9. The method of claim 1, wherein prior to feature extraction of the speech reference text to obtain text-encoded features of the speech reference text, the method further comprises:

word segmentation is carried out on the voice reference text to obtain text fields forming the voice reference text;

and randomly sequencing text fields in the voice reference text to obtain the voice reference text consisting of the text fields with disordered sequences.

10. The method for recognizing speech according to claim 1, wherein the feature extraction of the speech data to be recognized to obtain speech decoding features of the speech data to be recognized comprises:

Acquiring a pre-trained voice feature extraction model, wherein the voice feature extraction model comprises an embedded layer, an encoder and a decoder which are connected in sequence;

performing vectorization processing on the voice data to be recognized through the embedding layer to obtain an embedding vector corresponding to the voice data to be recognized;

extracting features of the embedded vectors through the encoder to obtain voice coding features of the voice data to be recognized;

and extracting the characteristics of the voice coding characteristics through the decoder to obtain voice decoding characteristics of the voice data to be recognized.

11. The method according to claim 1, wherein the feature extraction of the speech reference text to obtain text coding features of the speech reference text comprises:

acquiring a pre-trained text feature extraction model, wherein the text feature extraction model comprises an embedded layer and an encoder;

performing vectorization processing on the voice reference text through the embedding layer to obtain an embedding vector corresponding to the voice reference text;

and extracting the characteristics of the embedded vector through the encoder to obtain the text coding characteristics of the voice reference text.

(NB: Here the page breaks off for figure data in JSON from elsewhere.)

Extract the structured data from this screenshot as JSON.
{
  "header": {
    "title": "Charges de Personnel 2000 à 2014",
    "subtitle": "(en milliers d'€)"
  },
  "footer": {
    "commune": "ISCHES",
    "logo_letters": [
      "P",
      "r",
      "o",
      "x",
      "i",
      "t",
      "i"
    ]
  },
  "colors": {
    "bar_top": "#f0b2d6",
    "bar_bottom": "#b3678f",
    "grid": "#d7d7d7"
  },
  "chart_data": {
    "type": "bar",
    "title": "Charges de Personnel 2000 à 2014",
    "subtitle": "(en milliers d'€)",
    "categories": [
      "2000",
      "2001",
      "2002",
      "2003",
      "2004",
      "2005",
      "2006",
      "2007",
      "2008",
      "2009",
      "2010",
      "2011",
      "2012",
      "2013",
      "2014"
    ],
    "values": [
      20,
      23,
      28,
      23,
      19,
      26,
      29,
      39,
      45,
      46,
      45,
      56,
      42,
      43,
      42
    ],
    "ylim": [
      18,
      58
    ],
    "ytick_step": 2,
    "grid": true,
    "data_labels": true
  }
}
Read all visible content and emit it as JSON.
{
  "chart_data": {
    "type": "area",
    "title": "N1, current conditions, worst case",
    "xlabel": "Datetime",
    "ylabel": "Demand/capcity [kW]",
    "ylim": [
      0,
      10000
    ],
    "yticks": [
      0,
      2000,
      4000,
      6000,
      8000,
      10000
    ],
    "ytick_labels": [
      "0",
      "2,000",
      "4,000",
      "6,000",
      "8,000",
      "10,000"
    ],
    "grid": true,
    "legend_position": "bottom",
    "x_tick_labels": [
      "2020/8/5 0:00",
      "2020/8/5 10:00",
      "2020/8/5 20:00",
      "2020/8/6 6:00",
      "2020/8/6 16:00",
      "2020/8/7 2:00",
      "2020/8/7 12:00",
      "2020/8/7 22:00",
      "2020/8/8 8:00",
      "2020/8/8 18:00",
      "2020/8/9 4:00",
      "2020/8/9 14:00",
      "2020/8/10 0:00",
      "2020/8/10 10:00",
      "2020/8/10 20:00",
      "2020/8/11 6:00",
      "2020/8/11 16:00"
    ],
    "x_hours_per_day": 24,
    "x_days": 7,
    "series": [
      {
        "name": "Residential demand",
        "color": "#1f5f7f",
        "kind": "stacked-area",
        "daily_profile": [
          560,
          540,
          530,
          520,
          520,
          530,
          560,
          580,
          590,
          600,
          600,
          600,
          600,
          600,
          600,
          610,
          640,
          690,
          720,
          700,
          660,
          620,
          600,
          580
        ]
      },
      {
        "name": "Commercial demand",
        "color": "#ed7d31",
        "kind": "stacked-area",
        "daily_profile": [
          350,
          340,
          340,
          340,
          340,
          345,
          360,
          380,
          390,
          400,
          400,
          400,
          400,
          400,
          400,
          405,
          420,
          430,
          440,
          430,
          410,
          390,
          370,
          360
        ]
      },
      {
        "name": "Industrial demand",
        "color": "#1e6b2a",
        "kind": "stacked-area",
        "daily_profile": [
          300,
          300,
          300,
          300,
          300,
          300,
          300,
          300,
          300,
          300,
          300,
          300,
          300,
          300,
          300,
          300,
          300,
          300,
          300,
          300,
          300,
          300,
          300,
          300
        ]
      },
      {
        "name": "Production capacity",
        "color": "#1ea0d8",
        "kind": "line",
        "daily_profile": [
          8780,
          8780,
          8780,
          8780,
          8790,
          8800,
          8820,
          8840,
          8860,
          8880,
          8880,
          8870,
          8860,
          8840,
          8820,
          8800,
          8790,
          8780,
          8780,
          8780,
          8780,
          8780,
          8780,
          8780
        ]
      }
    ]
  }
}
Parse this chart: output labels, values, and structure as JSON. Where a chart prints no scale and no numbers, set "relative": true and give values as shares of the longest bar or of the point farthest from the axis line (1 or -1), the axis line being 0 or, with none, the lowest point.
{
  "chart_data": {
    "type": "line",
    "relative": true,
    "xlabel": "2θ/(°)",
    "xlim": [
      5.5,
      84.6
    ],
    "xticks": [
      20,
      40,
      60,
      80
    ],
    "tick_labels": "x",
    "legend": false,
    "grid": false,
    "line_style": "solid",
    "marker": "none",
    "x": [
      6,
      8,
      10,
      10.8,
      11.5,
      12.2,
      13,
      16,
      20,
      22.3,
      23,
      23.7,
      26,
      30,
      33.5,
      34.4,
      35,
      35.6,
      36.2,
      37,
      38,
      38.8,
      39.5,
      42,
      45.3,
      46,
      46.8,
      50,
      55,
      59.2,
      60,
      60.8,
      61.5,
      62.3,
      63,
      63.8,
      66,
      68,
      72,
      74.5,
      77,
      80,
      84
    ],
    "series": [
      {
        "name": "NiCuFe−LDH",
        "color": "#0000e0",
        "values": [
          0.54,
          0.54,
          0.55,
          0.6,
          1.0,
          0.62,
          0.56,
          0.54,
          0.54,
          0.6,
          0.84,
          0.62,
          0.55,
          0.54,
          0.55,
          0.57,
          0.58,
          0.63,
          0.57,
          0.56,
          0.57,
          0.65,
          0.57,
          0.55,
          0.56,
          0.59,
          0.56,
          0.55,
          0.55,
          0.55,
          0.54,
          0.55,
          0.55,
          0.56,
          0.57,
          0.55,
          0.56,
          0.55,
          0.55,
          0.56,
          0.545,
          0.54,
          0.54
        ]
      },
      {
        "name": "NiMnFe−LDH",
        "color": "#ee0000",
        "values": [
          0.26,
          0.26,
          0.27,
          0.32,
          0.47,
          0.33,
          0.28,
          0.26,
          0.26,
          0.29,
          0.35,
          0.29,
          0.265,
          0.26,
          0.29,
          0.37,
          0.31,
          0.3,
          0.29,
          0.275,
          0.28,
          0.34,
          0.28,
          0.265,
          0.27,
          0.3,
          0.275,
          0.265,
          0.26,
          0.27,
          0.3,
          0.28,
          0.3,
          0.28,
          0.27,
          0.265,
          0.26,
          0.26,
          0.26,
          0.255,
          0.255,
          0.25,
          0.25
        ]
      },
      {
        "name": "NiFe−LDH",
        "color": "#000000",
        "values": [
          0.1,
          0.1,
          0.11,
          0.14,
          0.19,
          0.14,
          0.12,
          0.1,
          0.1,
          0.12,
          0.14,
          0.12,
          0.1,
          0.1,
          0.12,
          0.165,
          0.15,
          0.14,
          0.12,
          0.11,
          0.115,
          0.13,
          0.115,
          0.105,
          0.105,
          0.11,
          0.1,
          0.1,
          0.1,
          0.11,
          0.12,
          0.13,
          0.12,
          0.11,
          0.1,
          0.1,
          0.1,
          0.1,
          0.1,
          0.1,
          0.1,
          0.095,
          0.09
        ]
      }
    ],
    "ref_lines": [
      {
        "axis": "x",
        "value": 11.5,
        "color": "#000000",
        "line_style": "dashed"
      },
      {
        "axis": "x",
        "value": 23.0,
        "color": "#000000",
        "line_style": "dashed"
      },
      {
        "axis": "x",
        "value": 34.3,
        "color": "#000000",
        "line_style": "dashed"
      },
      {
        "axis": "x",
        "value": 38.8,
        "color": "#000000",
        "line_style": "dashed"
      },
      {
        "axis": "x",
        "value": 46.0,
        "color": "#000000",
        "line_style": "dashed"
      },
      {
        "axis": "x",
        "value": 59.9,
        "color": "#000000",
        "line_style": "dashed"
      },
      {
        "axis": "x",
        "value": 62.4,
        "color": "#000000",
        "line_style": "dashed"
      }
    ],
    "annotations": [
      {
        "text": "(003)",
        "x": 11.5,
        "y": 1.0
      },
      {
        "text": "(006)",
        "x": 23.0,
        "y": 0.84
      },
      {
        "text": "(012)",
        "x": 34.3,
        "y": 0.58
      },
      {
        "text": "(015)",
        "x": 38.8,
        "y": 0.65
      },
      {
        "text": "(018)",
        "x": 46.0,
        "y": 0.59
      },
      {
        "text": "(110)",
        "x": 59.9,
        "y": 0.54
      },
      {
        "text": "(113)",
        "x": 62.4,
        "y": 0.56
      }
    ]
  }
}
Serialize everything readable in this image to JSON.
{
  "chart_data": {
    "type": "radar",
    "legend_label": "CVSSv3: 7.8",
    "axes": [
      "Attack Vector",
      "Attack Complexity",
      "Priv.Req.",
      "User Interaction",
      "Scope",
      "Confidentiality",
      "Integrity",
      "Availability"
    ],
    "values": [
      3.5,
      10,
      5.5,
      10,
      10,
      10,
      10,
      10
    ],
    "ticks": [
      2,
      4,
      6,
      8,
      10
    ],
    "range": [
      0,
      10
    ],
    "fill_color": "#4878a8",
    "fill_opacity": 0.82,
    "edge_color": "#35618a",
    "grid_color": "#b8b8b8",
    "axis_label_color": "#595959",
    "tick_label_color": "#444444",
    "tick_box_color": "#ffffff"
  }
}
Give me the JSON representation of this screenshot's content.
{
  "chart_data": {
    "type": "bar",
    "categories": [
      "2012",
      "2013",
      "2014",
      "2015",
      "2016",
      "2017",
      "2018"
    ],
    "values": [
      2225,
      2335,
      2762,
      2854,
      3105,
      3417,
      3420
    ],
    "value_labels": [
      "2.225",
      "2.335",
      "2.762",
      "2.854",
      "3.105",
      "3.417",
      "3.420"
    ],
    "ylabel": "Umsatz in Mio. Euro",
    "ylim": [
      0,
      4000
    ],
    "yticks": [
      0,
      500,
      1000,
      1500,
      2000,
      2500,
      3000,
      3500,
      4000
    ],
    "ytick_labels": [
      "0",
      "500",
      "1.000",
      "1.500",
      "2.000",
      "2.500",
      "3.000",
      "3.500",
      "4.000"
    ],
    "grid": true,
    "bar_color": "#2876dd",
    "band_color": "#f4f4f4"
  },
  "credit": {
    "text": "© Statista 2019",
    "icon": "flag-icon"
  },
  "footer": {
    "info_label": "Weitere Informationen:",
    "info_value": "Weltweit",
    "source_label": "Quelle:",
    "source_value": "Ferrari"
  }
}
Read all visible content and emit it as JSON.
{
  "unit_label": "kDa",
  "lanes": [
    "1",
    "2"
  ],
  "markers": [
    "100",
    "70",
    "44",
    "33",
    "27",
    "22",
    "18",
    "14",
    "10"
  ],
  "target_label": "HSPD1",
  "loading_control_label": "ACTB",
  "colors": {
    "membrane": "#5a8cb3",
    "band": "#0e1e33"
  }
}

12. A speech recognition apparatus, comprising:

the data acquisition module is configured to acquire voice data to be recognized and voice reference text corresponding to the voice data to be recognized;

the voice decoding module is configured to perform feature extraction on the voice data to be recognized to obtain voice decoding features of the voice data to be recognized, and predict first text probability distribution of the voice data to be recognized according to the voice decoding features;

the text coding module is configured to extract the characteristics of the voice reference text to obtain text coding characteristics of the voice reference text, and predict second text probability distribution of the voice data to be recognized according to the similarity of the text coding characteristics and the voice decoding characteristics;

the probability fusion module is configured to carry out weighted fusion on the text coding features according to the second text probability distribution to obtain fusion coding features of the voice reference text; mapping the fusion coding feature and the voice decoding feature to obtain a weight coefficient for carrying out weighted fusion on the first text probability distribution and the second text probability distribution; weighting and fusing the first text probability distribution and the second text probability distribution according to the weight coefficient to obtain comprehensive text probability distribution of the voice data to be recognized;

And the text selection module is configured to select target text serving as a voice recognition result of the voice data to be recognized from candidate texts according to the comprehensive text probability distribution.

13. A computer readable medium having stored thereon a computer program which, when executed by a processor, implements the speech recognition method of any of claims 1 to 11.

14. An electronic device, comprising:

a processor; and

a memory for storing executable instructions of the processor;

wherein the processor is configured to perform the speech recognition method of any one of claims 1 to 11 via execution of the executable instructions.